Fantasi empat puluh tahunku hancur menjadi debu dalam hitungan detik.
Angel sudah berbalik, bersiap untuk pergi, yakin sepenuhnya bahwa dia telah memenangkan pertempuran kecil ini.
Aku menatap punggungnya, lalu beralih ke tumpukan lukisan di sudut ruangan yang tertutup kain debu.
Itu adalah satu-satunya hal yang murni milikku.
Satu-satunya sumber uang yang tidak terlacak oleh radar klan.
Aku berjalan pelan ke salah satu bingkai lukisan besar di sudut gelap ruangan.
Dengan hati-hati, aku meraba bagian belakang bingkai itu, mencari celah tersembunyi, dan menarik keluar sebuah amplop tipis.

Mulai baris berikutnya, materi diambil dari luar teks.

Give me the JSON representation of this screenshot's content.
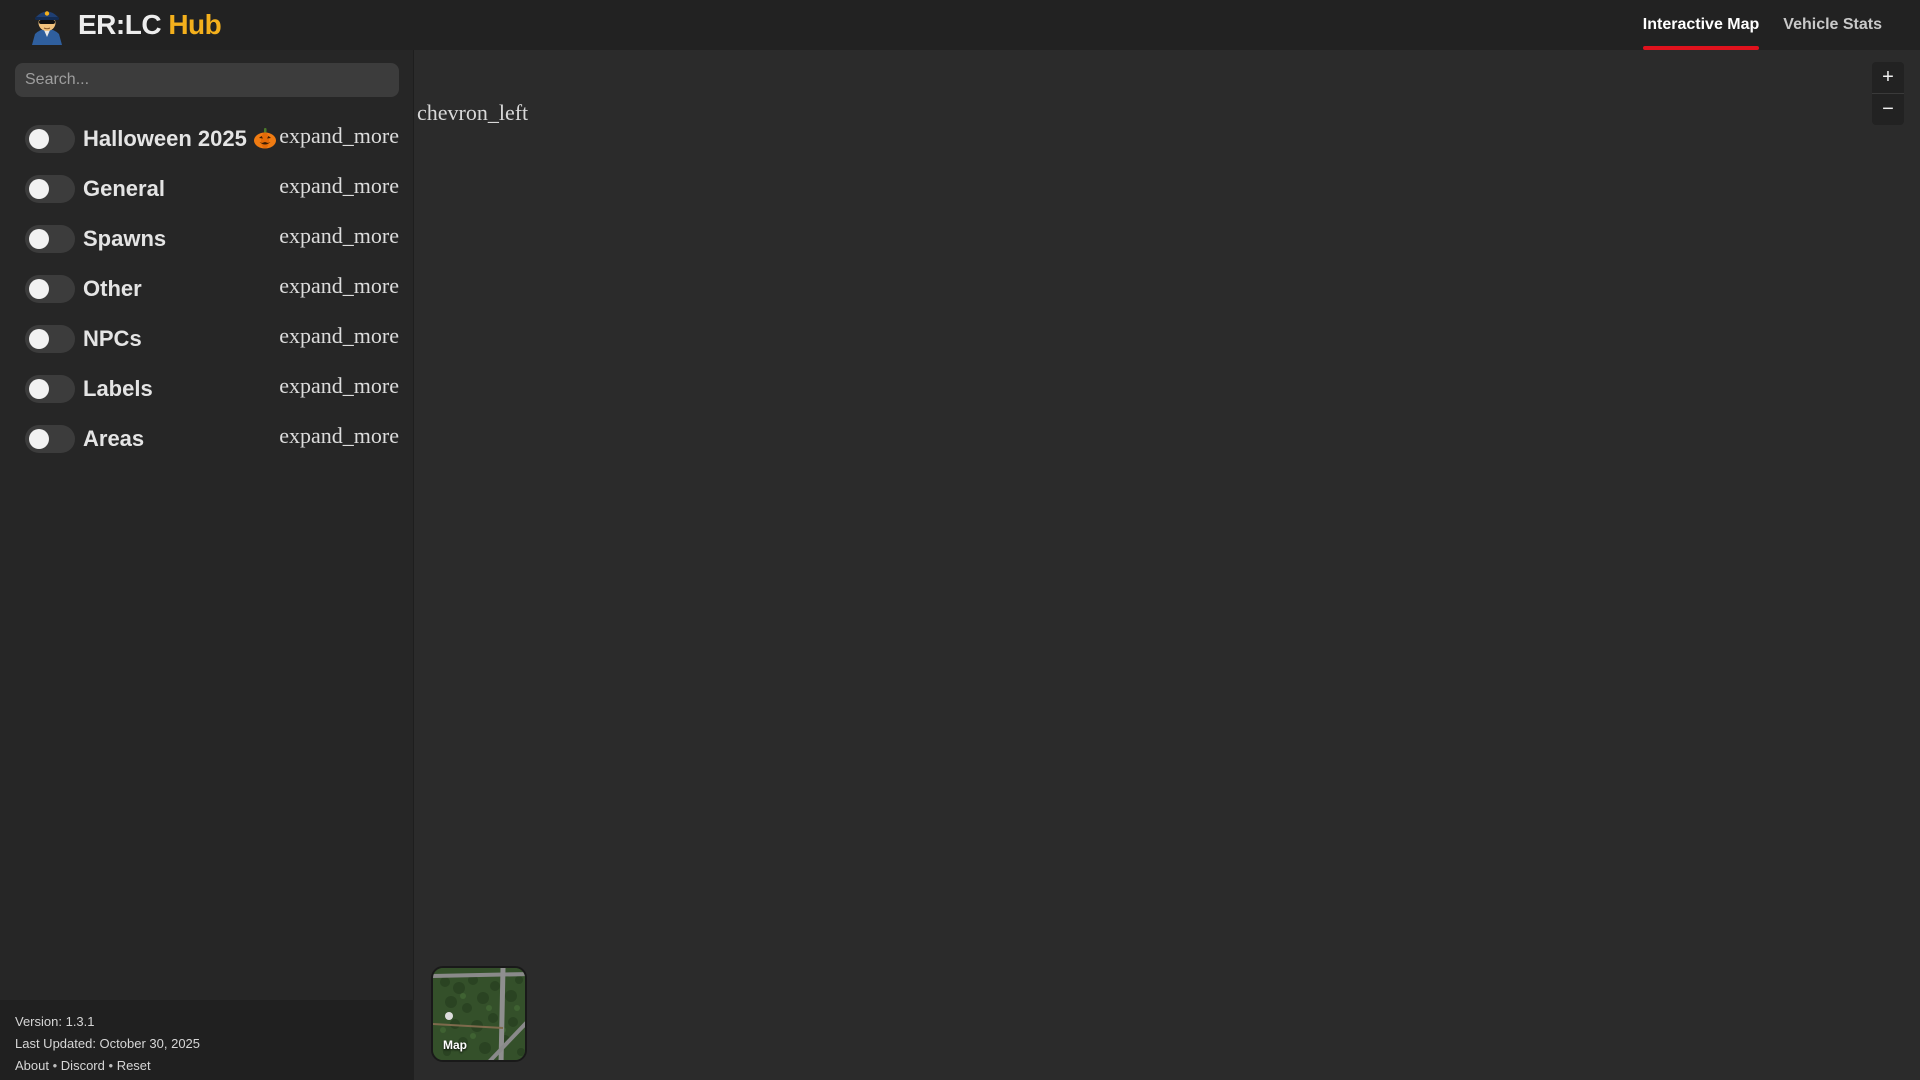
{
  "brand": {
    "name": "ER:LC",
    "accent": "Hub",
    "accent_color": "#f4b01c"
  },
  "nav": {
    "tabs": [
      {
        "label": "Interactive Map",
        "active": true
      },
      {
        "label": "Vehicle Stats",
        "active": false
      }
    ],
    "active_indicator_color": "#e0121d"
  },
  "sidebar": {
    "search_placeholder": "Search...",
    "expand_icon_text": "expand_more",
    "layers": [
      {
        "label": "Halloween 2025",
        "icon": "pumpkin-icon",
        "enabled": false
      },
      {
        "label": "General",
        "enabled": false
      },
      {
        "label": "Spawns",
        "enabled": false
      },
      {
        "label": "Other",
        "enabled": false
      },
      {
        "label": "NPCs",
        "enabled": false
      },
      {
        "label": "Labels",
        "enabled": false
      },
      {
        "label": "Areas",
        "enabled": false
      }
    ],
    "footer": {
      "version": "Version: 1.3.1",
      "last_updated": "Last Updated: October 30, 2025",
      "links": [
        "About",
        "Discord",
        "Reset"
      ],
      "separator": "•"
    }
  },
  "map": {
    "collapse_icon_text": "chevron_left",
    "zoom_in": "+",
    "zoom_out": "−",
    "minimap_label": "Map"
  }
}
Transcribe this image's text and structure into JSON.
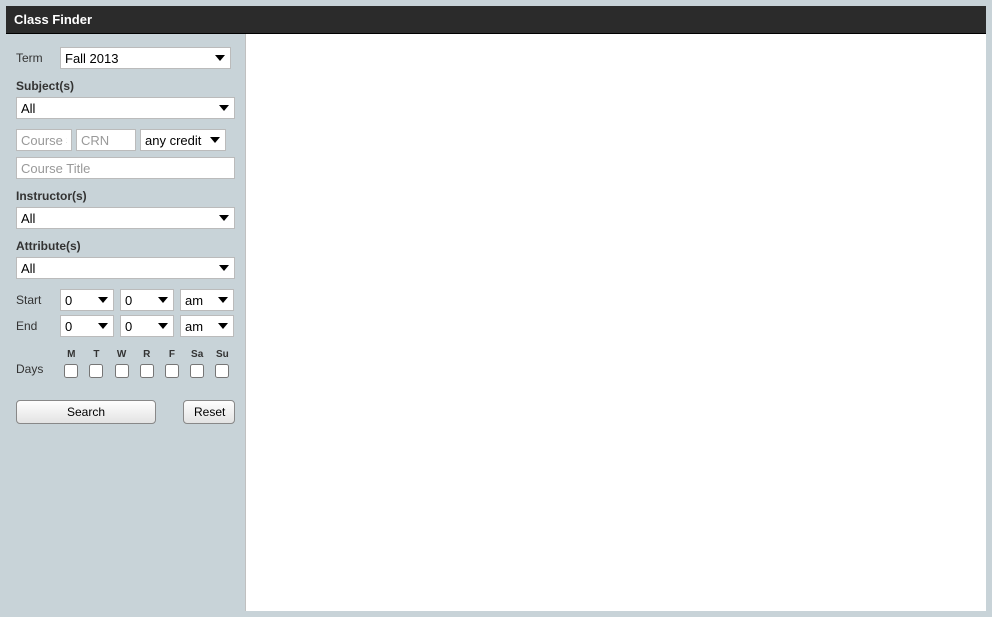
{
  "header": {
    "title": "Class Finder"
  },
  "term": {
    "label": "Term",
    "selected": "Fall 2013"
  },
  "subject": {
    "label": "Subject(s)",
    "selected": "All"
  },
  "courseNum": {
    "placeholder": "Course #"
  },
  "crn": {
    "placeholder": "CRN"
  },
  "credit": {
    "selected": "any credit"
  },
  "courseTitle": {
    "placeholder": "Course Title"
  },
  "instructor": {
    "label": "Instructor(s)",
    "selected": "All"
  },
  "attribute": {
    "label": "Attribute(s)",
    "selected": "All"
  },
  "start": {
    "label": "Start",
    "hour": "0",
    "minute": "0",
    "ampm": "am"
  },
  "end": {
    "label": "End",
    "hour": "0",
    "minute": "0",
    "ampm": "am"
  },
  "days": {
    "label": "Days",
    "items": [
      {
        "abbr": "M"
      },
      {
        "abbr": "T"
      },
      {
        "abbr": "W"
      },
      {
        "abbr": "R"
      },
      {
        "abbr": "F"
      },
      {
        "abbr": "Sa"
      },
      {
        "abbr": "Su"
      }
    ]
  },
  "buttons": {
    "search": "Search",
    "reset": "Reset"
  }
}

Di dalamnya ada catatan transaksi penjualan seni rahasia yang telah kulakukan selama bertahun-tahun di pasar gelap.
Uang darah yang perlahan kubersihkan menjadi tiket kebebasan.
"Empat puluh tahun aku hidup dalam bayanganmu, John," bisikku pada ruangan kosong itu, suaraku bergetar oleh amarah yang akhirnya terlepas.
"Kau mencuri hidupku, tapi sekarang aku akan mengambil harganya."
Aku menyentuh kertas-kertas itu, merasakan teksturnya yang kasar di ujung jariku.
Ini bukan sekadar uang.
Ini adalah bensin.
Dan aku siap menyalakan api yang akan membakar sangkar emas ini hingga menjadi abu.